Something you have to do when driving on the Italian motorways, and a specialty from Liguria
After making this pesto, I added it as a sauce to a very curious specialty called Testaroli. It’s a thing that’s kind of like pasta, in that it has pretty much the same ingredients as pasta, and is used in the same way, but has a very different texture. It was first introduced to us by Julia, a friend who lives in Marina di Carrara in Tuscany, on the border of Liguria, where testaroli originate from. It’s shaped like a huge pancake and you can cut it into strips, boil it for 1 minute and then add pesto, or we’ve also eaten it in Carrara rolled up like a crepe with pesto or ragu inside it. We bought it recently in an autogrill that I think is one of the best-kept secrets in Italy. The autogrill are the rest-stops with restaurants alongside the motorway. They generally have to-die-for sandwiches, great coffee and sometimes also restaurants in them. If you ever get a chance, there’s a fabulous one in Ceriale, between Ventimiglia and Genova. They have a restaurant there that serves better food than I’ve eaten in “real” restaurants, and a great range of Tuscan and Ligurian food specialties at good prices. Amazing!
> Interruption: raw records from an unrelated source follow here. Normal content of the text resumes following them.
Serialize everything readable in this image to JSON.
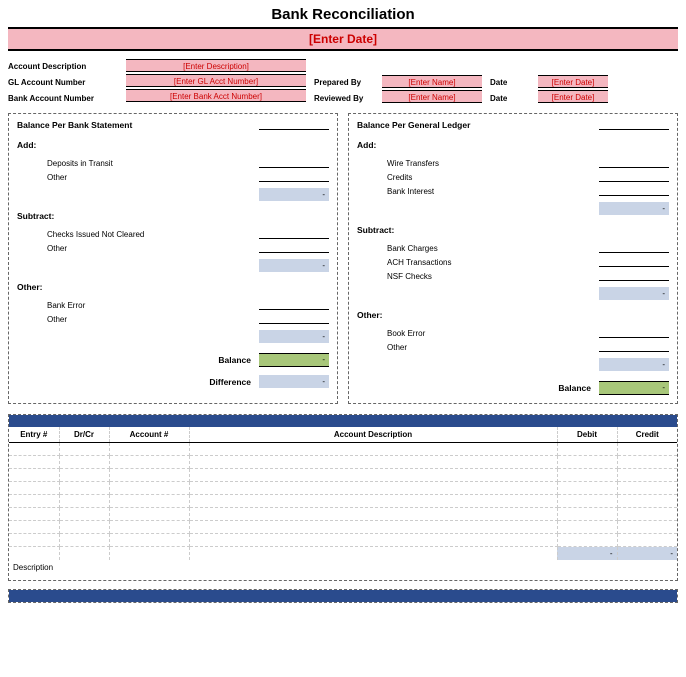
{
  "title": "Bank Reconciliation",
  "date_placeholder": "[Enter Date]",
  "meta": {
    "account_desc_label": "Account Description",
    "account_desc_value": "[Enter Description]",
    "gl_label": "GL Account Number",
    "gl_value": "[Enter GL Acct Number]",
    "bank_acct_label": "Bank Account Number",
    "bank_acct_value": "[Enter Bank Acct Number]",
    "prepared_label": "Prepared By",
    "prepared_value": "[Enter Name]",
    "reviewed_label": "Reviewed By",
    "reviewed_value": "[Enter Name]",
    "date_label": "Date",
    "date1_value": "[Enter Date]",
    "date2_value": "[Enter Date]"
  },
  "left": {
    "title": "Balance Per Bank Statement",
    "add_label": "Add:",
    "add_items": [
      "Deposits in Transit",
      "Other"
    ],
    "subtract_label": "Subtract:",
    "subtract_items": [
      "Checks Issued Not Cleared",
      "Other"
    ],
    "other_label": "Other:",
    "other_items": [
      "Bank Error",
      "Other"
    ],
    "balance_label": "Balance",
    "balance_value": "-",
    "difference_label": "Difference",
    "difference_value": "-",
    "sub_value": "-"
  },
  "right": {
    "title": "Balance Per General Ledger",
    "add_label": "Add:",
    "add_items": [
      "Wire Transfers",
      "Credits",
      "Bank Interest"
    ],
    "subtract_label": "Subtract:",
    "subtract_items": [
      "Bank Charges",
      "ACH Transactions",
      "NSF Checks"
    ],
    "other_label": "Other:",
    "other_items": [
      "Book Error",
      "Other"
    ],
    "balance_label": "Balance",
    "balance_value": "-",
    "sub_value": "-"
  },
  "table": {
    "headers": [
      "Entry #",
      "Dr/Cr",
      "Account #",
      "Account Description",
      "Debit",
      "Credit"
    ],
    "rows": 8,
    "total_value": "-",
    "description_label": "Description"
  }
}
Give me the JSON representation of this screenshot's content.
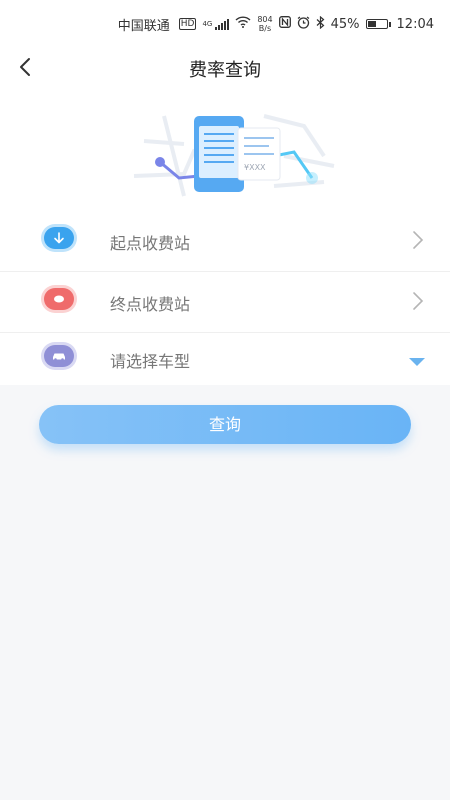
{
  "status_bar": {
    "carrier": "中国联通",
    "network_badge": "HD",
    "network_type": "4G",
    "speed_value": "804",
    "speed_unit": "B/s",
    "battery_percent": "45%",
    "battery_level": 0.45,
    "time": "12:04",
    "icons": [
      "hd-icon",
      "signal-icon",
      "wifi-icon",
      "nfc-icon",
      "alarm-icon",
      "bluetooth-icon",
      "battery-icon"
    ]
  },
  "header": {
    "title": "费率查询",
    "back_icon": "chevron-left-icon"
  },
  "illustration": {
    "receipt_text": "¥XXX"
  },
  "form": {
    "start_station": {
      "label": "起点收费站",
      "icon": "arrow-down-circle-icon",
      "color": "#4aa7ef"
    },
    "end_station": {
      "label": "终点收费站",
      "icon": "stop-circle-icon",
      "color": "#ef6b6b"
    },
    "vehicle_type": {
      "label": "请选择车型",
      "icon": "car-icon",
      "color": "#8f8fd6"
    }
  },
  "actions": {
    "query_label": "查询"
  },
  "colors": {
    "accent": "#69b4f6",
    "background": "#f6f7f9",
    "text_secondary": "#777777"
  }
}
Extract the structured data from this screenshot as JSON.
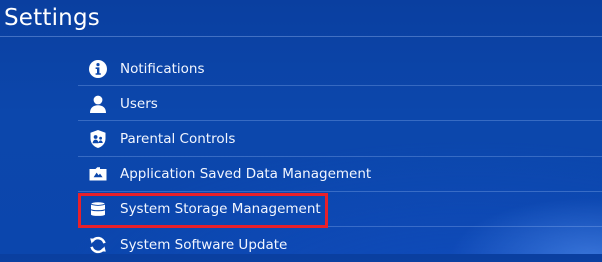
{
  "header": {
    "title": "Settings"
  },
  "menu": {
    "items": [
      {
        "label": "Notifications",
        "icon": "info-icon"
      },
      {
        "label": "Users",
        "icon": "user-icon"
      },
      {
        "label": "Parental Controls",
        "icon": "parental-controls-icon"
      },
      {
        "label": "Application Saved Data Management",
        "icon": "folder-icon"
      },
      {
        "label": "System Storage Management",
        "icon": "storage-icon",
        "highlighted": true
      },
      {
        "label": "System Software Update",
        "icon": "update-icon"
      }
    ]
  },
  "colors": {
    "background": "#0c47ac",
    "text": "#ffffff",
    "highlight_border": "#e8202a"
  }
}
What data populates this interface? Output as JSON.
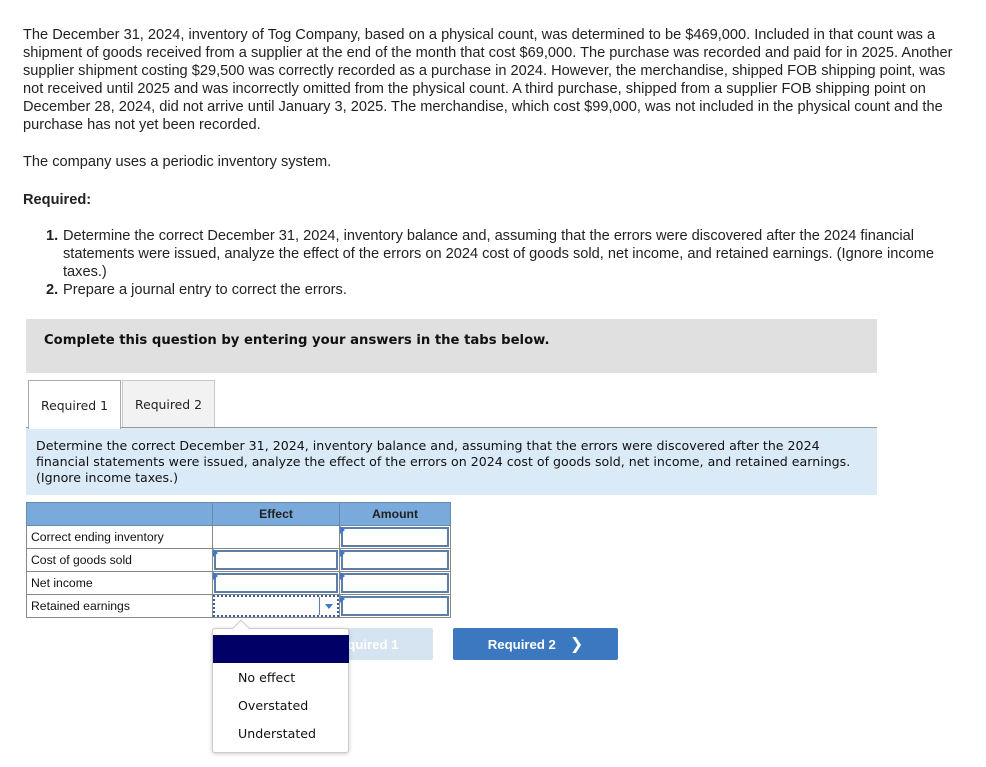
{
  "problem": {
    "paragraph": "The December 31, 2024, inventory of Tog Company, based on a physical count, was determined to be $469,000. Included in that count was a shipment of goods received from a supplier at the end of the month that cost $69,000. The purchase was recorded and paid for in 2025. Another supplier shipment costing $29,500 was correctly recorded as a purchase in 2024. However, the merchandise, shipped FOB shipping point, was not received until 2025 and was incorrectly omitted from the physical count. A third purchase, shipped from a supplier FOB shipping point on December 28, 2024, did not arrive until January 3, 2025. The merchandise, which cost $99,000, was not included in the physical count and the purchase has not yet been recorded.",
    "system_note": "The company uses a periodic inventory system.",
    "required_heading": "Required:",
    "requirements": [
      {
        "num": "1.",
        "text": "Determine the correct December 31, 2024, inventory balance and, assuming that the errors were discovered after the 2024 financial statements were issued, analyze the effect of the errors on 2024 cost of goods sold, net income, and retained earnings. (Ignore income taxes.)"
      },
      {
        "num": "2.",
        "text": "Prepare a journal entry to correct the errors."
      }
    ]
  },
  "banner": "Complete this question by entering your answers in the tabs below.",
  "tabs": [
    {
      "label": "Required 1",
      "active": true
    },
    {
      "label": "Required 2",
      "active": false
    }
  ],
  "instructions": "Determine the correct December 31, 2024, inventory balance and, assuming that the errors were discovered after the 2024 financial statements were issued, analyze the effect of the errors on 2024 cost of goods sold, net income, and retained earnings. (Ignore income taxes.)",
  "table": {
    "headers": [
      "",
      "Effect",
      "Amount"
    ],
    "rows": [
      {
        "label": "Correct ending inventory",
        "effect": "",
        "amount": ""
      },
      {
        "label": "Cost of goods sold",
        "effect": "",
        "amount": ""
      },
      {
        "label": "Net income",
        "effect": "",
        "amount": ""
      },
      {
        "label": "Retained earnings",
        "effect": "",
        "amount": ""
      }
    ]
  },
  "dropdown": {
    "selected": "",
    "options": [
      "No effect",
      "Overstated",
      "Understated"
    ]
  },
  "nav": {
    "prev_label": "Required 1",
    "next_label": "Required 2",
    "next_icon": "chevron-right-icon"
  },
  "colors": {
    "header_blue": "#7aa9dc",
    "instruction_bg": "#dbeaf7",
    "banner_gray": "#e0e0e0",
    "next_button": "#3b78bf",
    "prev_button_disabled": "#d6e3f1",
    "dropdown_highlight": "#000066"
  }
}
And, as an added bonus, if you have kids (let me rephrase that: if you have BOYS), they have huge windows in the restaurant that look out on to the motorway and car-park, so that the kids can do a spot of car/truck drooling…..our part of the windows are pretty disgusting after we leave thanks to that, so don’t go sit at our table after us.
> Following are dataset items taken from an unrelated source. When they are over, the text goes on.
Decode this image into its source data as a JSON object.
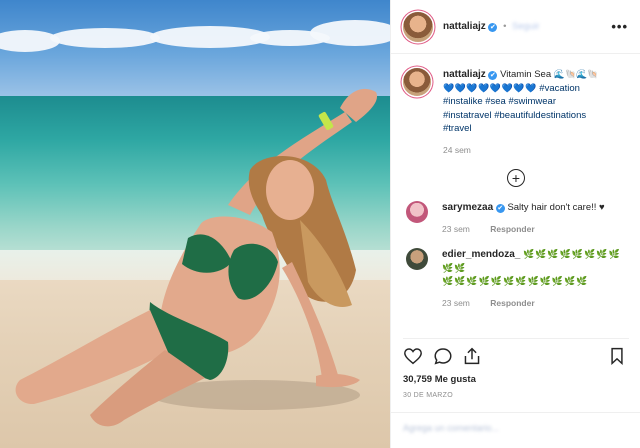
{
  "post": {
    "username": "nattaliajz",
    "verified_mark": "✔",
    "header_separator": "•",
    "header_follow": "Seguir",
    "more_icon": "•••"
  },
  "caption": {
    "username": "nattaliajz",
    "text_start": "Vitamin Sea",
    "wave_emojis": "🌊🐚🌊🐚",
    "heart_emojis": "💙💙💙💙💙💙💙💙",
    "hashtags_line1": "#vacation",
    "hashtags_line2": "#instalike #sea #swimwear",
    "hashtags_line3": "#instatravel #beautifuldestinations",
    "hashtags_line4": "#travel",
    "time": "24 sem"
  },
  "load_more_icon": "+",
  "comments": [
    {
      "username": "sarymezaa",
      "text": "Salty hair don't care!! ♥",
      "time": "23 sem",
      "reply": "Responder"
    },
    {
      "username": "edier_mendoza_",
      "text_line1": "🌿🌿🌿🌿🌿🌿🌿🌿🌿🌿",
      "text_line2": "🌿🌿🌿🌿🌿🌿🌿🌿🌿🌿🌿🌿",
      "time": "23 sem",
      "reply": "Responder"
    }
  ],
  "likes": {
    "count": "30,759",
    "label": "Me gusta"
  },
  "date": "30 DE MARZO",
  "add_comment_placeholder": "Agrega un comentario...",
  "colors": {
    "link": "#003569",
    "verified": "#3897f0",
    "hashtag": "#003569"
  }
}
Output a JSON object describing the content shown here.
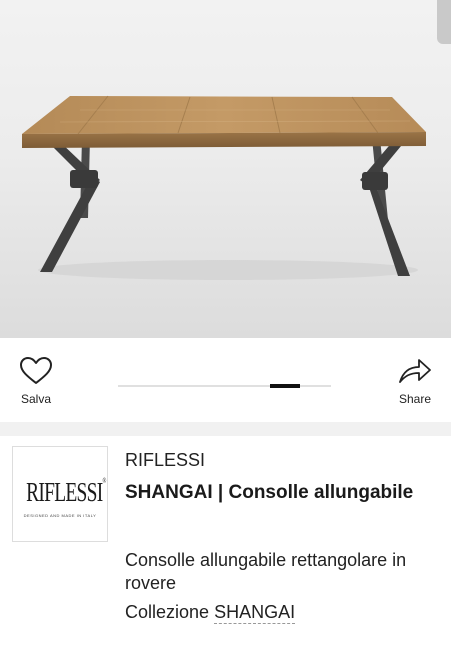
{
  "actions": {
    "save_label": "Salva",
    "share_label": "Share"
  },
  "gallery": {
    "image_count": 5,
    "active_index": 4
  },
  "brand": {
    "logo_text": "RIFLESSI",
    "logo_tagline": "DESIGNED AND MADE IN ITALY",
    "name": "RIFLESSI"
  },
  "product": {
    "title": "SHANGAI | Consolle allungabile",
    "description": "Consolle allungabile rettangolare in rovere",
    "collection_prefix": "Collezione",
    "collection_name": "SHANGAI"
  }
}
What to do with the pesto once you have made it
Here are a few ideas to use the pesto you have made:
- I often make spaghetti with pesto, green beans and potatoes. All you have to do is throw the diced potatoes and cut up beans in to boil with the pasta,
- halve cherry tomatoes, and add them with the pesto at the end.
- If you don’t want to make pasta, add a dollop of pesto to a vegetable soup,
- or spread a little on rustic bread for a delicious snack,
- spoon it onto balls of mozzarella,
- or onto halved vine-ripe tomatoes,
- spread it over chicken breasts after they have been cooked in the oven.
The possibilities are endless!
Go out into your garden now and grab that basil before the cooler weather kills it!
To find out how to cook pasta like an Italian does, check out my handy guide.
By Lisa Watson
Make pesto at home
- 1 big bunch basil preferably the Genovese type with big roundish leaves
- 40 g Pine nuts 2 Tbsp
- 80 – 100 ml Olive oil 1/4-1/3 cup. Depends on the amount of basil in the bunch
- 50 g Parmesan cheese 1/2 cup
- 1 clove Garlic
- Salt to taste
- Take the leaves off the basil, wash them, then blot them dry with a paper towel.
- Chop the Parmesan cheese into small chunks.
- Peel and roughly chop the garlic clove.
- Put all the ingredients together in a blender, or in a mortar if you don’t have a blender. Mush them together until you get a homogeneous mixture. Add more olive oil if the mixture seems too dry.